I met Connie’s nurse in the ICU and sensed that her patient was giving her just about all she could handle. “I have a patient who is a hot mess right now,” Lynn explained, “Would you have time to see if your music might help calm her down?”
Walking into Connie’s room, I remembered playing for her last month. After a lengthy hospitalization to control her diabetes, Connie had been released to go home. However, after only a few weeks, she had been rushed back to the ER.
In the ICU, Connie was having a rough day. Moaning and crying out incoherently every 30 seconds, Connie was in near constant motion with her twisting and turning in bed. Pillows had been packed along both bed rails to protect her as she thrashed about. Every few minutes, her legs would begin shaking, then the tremors would move up into her torso and eventually, her arms and hands. At the climax of these convulsions, Connie would wail before collapsing into sobs. Connie had been suffering opiate withdrawal since arriving earlier this morning. Witnessing this insufferable torment is nearly as painful for the observer as it is for the patient.
I sat in a chair next to Connie’s bed, whispered a prayer for healing and began to play. The effect of the musical intervention was immediate, as the music seemed to distract her. For the next three minutes, Connie barely moved a muscle and was nearly silent. Then the leg tremor began and culminated in her crying out and thrashing back and forth for several seconds. Then… silence.
For the next 40 minutes, Connie and I repeated this process until finally, she fell silent and exhausted. Connie had fallen asleep. Her respiration rate slowed as I heard her taking deep, long breaths. After 3 minutes, her monitor showed her O2 saturation had improved from 89 to 92 and her heart rate dropped from 142 to 120. Even more amazing, Connie was completely still and at rest.

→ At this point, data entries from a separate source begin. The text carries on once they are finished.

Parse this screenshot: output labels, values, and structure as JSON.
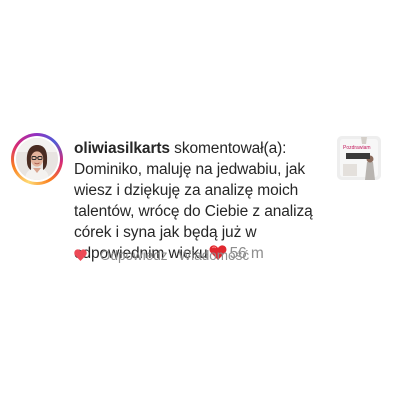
{
  "comment": {
    "username": "oliwiasilkarts",
    "action": "skomentował(a):",
    "text": "Dominiko, maluję na jedwabiu, jak wiesz i dziękuję za analizę moich talentów, wrócę do Ciebie z analizą córek i syna jak będą już w odpowiednim wieku",
    "emoji": "red-heart-emoji",
    "timestamp": "56 m"
  },
  "actions": {
    "like_icon": "heart-icon",
    "reply_label": "Odpowiedz",
    "message_label": "Wiadomość"
  },
  "post_thumbnail": {
    "label": "Pozdrawiam"
  },
  "colors": {
    "text": "#262626",
    "secondary": "#8e8e8e",
    "like": "#ed4956"
  }
}
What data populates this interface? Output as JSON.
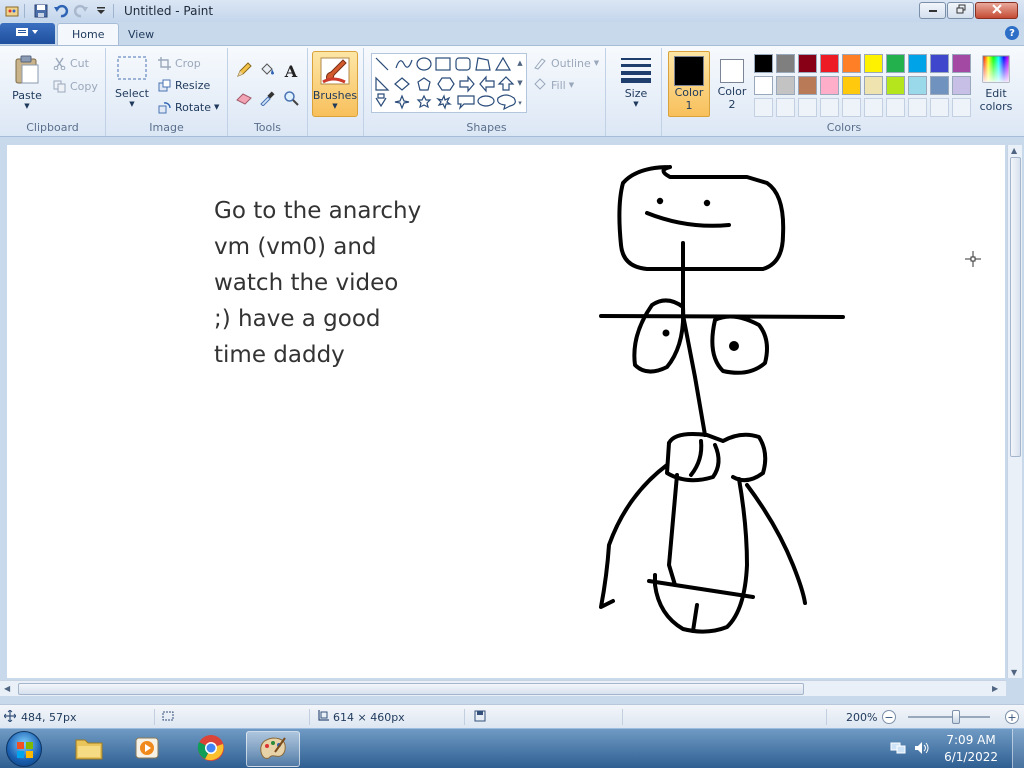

After doing this work for the past 8 years, I still find myself being surprised at the power of Live Therapeutic Music. And I remember my friend Emily telling me how music is able to touch us in places where medicine can’t always reach.
As I write this, Connie’s withdrawal symptoms have likely run their course. So I pray for her healing and hope that she finds peace in a world marred by illness and disease. And if even only for a moment, I am grateful that Connie was able to experience a small measure of comfort and healing through my music.